La prima figura identificata è quella del “formatore manageriale specialista”: chi si occupa di finanza, di programmazione e controllo o di specifici settori finali. Si tratta di un formatore con una competenza specialistica in qualche ambito del sapere manageriale. Poi abbiamo individuato la figura del “formatore manageriale di sistema”, quel formatore che ha competenze multifunzionali e che si occupa soprattutto di processi di cambiamento. In questo caso non basta una competenza specifica ma bisogna avere competenze di sistema e una visione completa sugli effetti che si producono nelle varie parti dell’organizzazione. Altra figura è quella del “formatore manageriale gestore di strutture”: il direttore di una scuola di formazione o di una divisione master, un docente che è anche in grado di dirigere un’attività. Infine abbiamo identificato la figura del “coordinatore di programma di formazione manageriale”, un formatore che è anche capace di coordinare dei programmi master.
Su cosa si basa il processo di valutazione del formatore manageriale?
Per qualificarsi il candidato deve scegliere la figura di riferimento, individuare il proprio livello EQF e inviare la richiesta di qualificazione, che sarà valutata da una commissione composta da 11 esperti del mondo accademico e della formazione manageriale. La qualificazione si basa sull’analisi del curriculum tradizionale in formato europeo, ma soprattutto di un curriculum professionale dove vengono dimostrate e provate cose realmente fatte. Noi verifichiamo i programmi in cui il formatore è stato coinvolto, le attività e le docenze che ha svolto, le pubblicazioni che ha scritto, le scuole e le imprese con cui ha lavorato, e lo qualifichiamo per le cose provate.
Perché è importante per un formatore di management essere qualificato?

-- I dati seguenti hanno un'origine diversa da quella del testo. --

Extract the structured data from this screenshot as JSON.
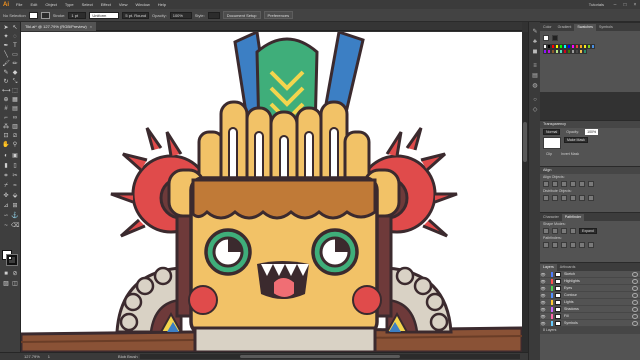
{
  "app": {
    "logo": "Ai",
    "menu": [
      "File",
      "Edit",
      "Object",
      "Type",
      "Select",
      "Effect",
      "View",
      "Window",
      "Help"
    ],
    "workspace": "Tutorials",
    "window_buttons": [
      "–",
      "□",
      "×"
    ]
  },
  "control_bar": {
    "selection_label": "No Selection",
    "stroke_label": "Stroke:",
    "stroke_value": "1 pt",
    "profile_value": "Uniform",
    "brush_value": "5 pt. Round",
    "opacity_label": "Opacity:",
    "opacity_value": "100%",
    "style_label": "Style:",
    "document_setup_label": "Document Setup",
    "preferences_label": "Preferences"
  },
  "document": {
    "tab_title": "Tiki.ai* @ 127.79% (RGB/Preview)",
    "close": "×"
  },
  "statusbar": {
    "zoom": "127.79%",
    "page": "1",
    "tool_name": "Blob Brush"
  },
  "panels": {
    "top_tabs": [
      "Color",
      "Gradient",
      "Swatches",
      "Symbols"
    ],
    "transparency": {
      "title": "Transparency",
      "blend_mode": "Normal",
      "opacity_label": "Opacity:",
      "opacity_value": "100%",
      "make_mask_label": "Make Mask",
      "clip_label": "Clip",
      "invert_label": "Invert Mask"
    },
    "align": {
      "title": "Align",
      "align_objects_label": "Align Objects:",
      "distribute_objects_label": "Distribute Objects:",
      "distribute_spacing_label": "Distribute Spacing:",
      "align_to_label": "Align To:"
    },
    "pathfinder": {
      "tabs": [
        "Character",
        "Pathfinder"
      ],
      "shape_modes_label": "Shape Modes:",
      "expand_label": "Expand",
      "pathfinders_label": "Pathfinders:"
    },
    "layers": {
      "tabs": [
        "Layers",
        "Artboards"
      ],
      "rows": [
        {
          "name": "Sketch",
          "color": "#4f7cff"
        },
        {
          "name": "Highlights",
          "color": "#ff4f4f"
        },
        {
          "name": "Eyes",
          "color": "#4fd14f"
        },
        {
          "name": "Contour",
          "color": "#4f8fff"
        },
        {
          "name": "Lights",
          "color": "#ffcc33"
        },
        {
          "name": "Shadows",
          "color": "#cc66ff"
        },
        {
          "name": "Fill",
          "color": "#ff66aa"
        },
        {
          "name": "Symbols",
          "color": "#66ccff"
        }
      ],
      "footer": "8 Layers"
    }
  },
  "swatch_colors": [
    "#ffffff",
    "#000000",
    "#ff0000",
    "#ffff00",
    "#00ff00",
    "#00ffff",
    "#0000ff",
    "#ff00ff",
    "#e8463a",
    "#f5a623",
    "#f8e71c",
    "#7ed321",
    "#4a90e2",
    "#9013fe",
    "#bd10e0",
    "#8b572a",
    "#b8e986",
    "#50e3c2",
    "#d0021b",
    "#417505",
    "#9b9b9b",
    "#4a4a4a",
    "#f2c14e",
    "#2d8c6b"
  ],
  "icons": {
    "tools": [
      "selection-icon",
      "direct-selection-icon",
      "magic-wand-icon",
      "lasso-icon",
      "pen-icon",
      "type-icon",
      "line-icon",
      "rectangle-icon",
      "paintbrush-icon",
      "pencil-icon",
      "blob-brush-icon",
      "eraser-icon",
      "rotate-icon",
      "scale-icon",
      "width-icon",
      "free-transform-icon",
      "shape-builder-icon",
      "perspective-icon",
      "mesh-icon",
      "gradient-icon",
      "eyedropper-icon",
      "blend-icon",
      "symbol-sprayer-icon",
      "graph-icon",
      "artboard-icon",
      "slice-icon",
      "hand-icon",
      "zoom-icon"
    ]
  },
  "artwork": {
    "title": "Tiki mask illustration",
    "colors": {
      "outline": "#3b2a2e",
      "wood": "#f2c267",
      "wood_dark": "#d99a4a",
      "wood_shadow": "#c07a37",
      "feather_blue": "#3c7fc4",
      "feather_green": "#3fae7a",
      "feather_yellow": "#f3d54e",
      "flower_red": "#e04b4b",
      "eye_green": "#3fae7a",
      "cheek": "#e04b4b",
      "tongue": "#f06e74",
      "stone": "#d9d2c5",
      "ground": "#7a4730"
    }
  }
}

Qualificarsi rappresenta per un formatore manageriale una tappa fondamentale per il pieno riconoscimento delle competenze e della professionalità acquisita. Significa poter ricevere da un’associazione, che pone al centro il valore, il merito e le competenze, un riconoscimento di natura professionale, una qualificazione che potrà essere riconosciuta anche in ambito internazionale. In un mondo dove le professioni non ordinistiche non sono sottoposte a verifica, e dove chiunque può inventarsi esperto in una qualsiasi materia, la qualificazione dà al professionista un riconoscimento importante, soprattutto perché dato da una comunità di professionisti qualificati, che riconosce il suo simile e lo accetta, con cui condivide conoscenze e competenze.

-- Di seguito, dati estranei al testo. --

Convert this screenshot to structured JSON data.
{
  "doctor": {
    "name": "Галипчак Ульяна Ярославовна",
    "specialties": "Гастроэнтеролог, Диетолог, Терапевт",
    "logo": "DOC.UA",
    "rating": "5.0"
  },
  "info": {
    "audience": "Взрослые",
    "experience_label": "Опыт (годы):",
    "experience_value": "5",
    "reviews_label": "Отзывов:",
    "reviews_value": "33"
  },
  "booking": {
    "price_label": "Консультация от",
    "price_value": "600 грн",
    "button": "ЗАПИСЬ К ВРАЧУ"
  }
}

Quali sono a suo avviso le competenze, ma anche le doti personali, che un buon formatore di management deve possedere?
Sono importanti le conoscenze “hard” del management, quelle di base, consolidate, che sono scritte nei libri, trasferite nelle presentazioni e poi insegnate, insieme alle competenze “soft”, come la capacità di presentare in modo efficace e di sapere comunicare. Ma credo che un buon formatore manageriale debba possedere soprattutto competenze relazionali ed essere in grado di portare empatia in aula. Un buon docente di management deve avere la curiosità di capire i fabbisogni più critici, deve saper adattare l’esposizione e il linguaggio ai partecipanti, e deve essere anche un attivatore di processi di apprendimento. Deve stimolare nei partecipanti l’acquisizione di abilità e competenze e a sua volta essere aperto ad adattarsi e migliorarsi continuamente.
A chi e a cosa serve la formazione manageriale nell’economia del futuro?
La formazione manageriale serve oggi e servirà sempre più in futuro, soprattutto nel nostro Paese. Un Paese che se dal punto di vista delle competenze specialistiche spesso può vantare delle eccellenze assolute, è invece da sempre debole in ambito gestionale e organizzativo. Il manager ha delle competenze, delle capacità e delle abilità rivolte all’organizzazione.
Le faccio qualche facile esempio. Non basta essere un bravissimo ingegnere per far funzionare uno stabilimento, come non è sufficiente essere il miglior cardiochirurgo per organizzare la divisione di un ospedale, e non è sufficiente essere un bravo docente per dirigere un dipartimento di istruzione. Il management è importante perché il futuro è sempre più legato alla funzionalità di organizzazioni che sono sempre più complesse. E in quest’ottica una buona formazione manageriale diventa fondamentale.
Come è percepita la formazione manageriale dalle nostre imprese? Che ruolo le attribuiscono?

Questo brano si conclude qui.